Universal Modeling Method: The Instrument for Centrifugal Compressor Gas Dynamic Design

Abstract

Similarity theory principles are widely applied in gas dynamic design. But completely new solutions must be realized on a base of engineering approaches to predict performances. The heart of the Universal modeling engineering method is the physical model that is based on flow visualization and measurements inside rotating impellers. The math model is a sum of algebraic equations for calculation of head losses. Normalized velocity gradients along and normal to blade surfaces are arguments. Empirical coefficients values are established in a course of the identification — calculated performances are compared with the measured ones for several dozens of model stages tests with wide range of design parameters. The 4th version of the TU SPb modeling method (the set of the several computer programs) was applied in design practice in 1993–2010. Some Russian and foreign manufacturers realized several dozens of designed compressors with power up to 25 MW. The level of design point parameters prediction was so satisfactory that the manufacturers do not prove designs by model tests anymore. The whole performance prediction was not so good. The other difficulty — to predict design point efficiency with accuracy about 0.5% the very careful choice of empirical coefficients is necessary.
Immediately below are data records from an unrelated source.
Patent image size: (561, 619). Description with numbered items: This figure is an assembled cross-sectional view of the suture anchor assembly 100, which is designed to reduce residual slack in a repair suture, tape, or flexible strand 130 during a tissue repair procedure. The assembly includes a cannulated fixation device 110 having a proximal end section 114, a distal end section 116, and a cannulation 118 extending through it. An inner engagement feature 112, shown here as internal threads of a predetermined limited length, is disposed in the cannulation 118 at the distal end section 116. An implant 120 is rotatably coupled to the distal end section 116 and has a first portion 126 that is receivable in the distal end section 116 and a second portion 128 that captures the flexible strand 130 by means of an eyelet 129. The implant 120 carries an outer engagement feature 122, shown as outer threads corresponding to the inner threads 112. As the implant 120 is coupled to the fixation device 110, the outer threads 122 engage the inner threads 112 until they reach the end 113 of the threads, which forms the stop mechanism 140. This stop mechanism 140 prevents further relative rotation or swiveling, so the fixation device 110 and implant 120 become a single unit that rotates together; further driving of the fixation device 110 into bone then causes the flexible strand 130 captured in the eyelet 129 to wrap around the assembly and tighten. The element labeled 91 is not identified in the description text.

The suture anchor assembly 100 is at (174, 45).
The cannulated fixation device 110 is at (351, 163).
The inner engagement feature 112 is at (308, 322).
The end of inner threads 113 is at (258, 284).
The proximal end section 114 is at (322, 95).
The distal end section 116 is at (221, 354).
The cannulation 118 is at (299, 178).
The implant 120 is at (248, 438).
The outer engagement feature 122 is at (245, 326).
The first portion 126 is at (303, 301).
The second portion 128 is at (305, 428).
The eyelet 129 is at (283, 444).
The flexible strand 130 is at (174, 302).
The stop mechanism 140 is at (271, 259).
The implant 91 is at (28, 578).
The difficulties have been overcome in the new 5th and 6th versions. Most effective multistage compressors plant test performances were modeled successfully by 5th version program with the single set of empirical coefficients. Calculated performances and geometry of several dozens of stages of these compressors can be are applied in designs as usual model stages. The current designs are executed by the 5th and 6th version computer programs. The single stage 32 MW pipe line compressor was recently designed for the Ukrainian partner who offered high-RPM drive and favorable single-stage scheme. The test of the model at the 1:2 scale validated project parameters. Design pressure ratio and efficiency curves have matched completely. The predicted maximum efficiency 90% was proven.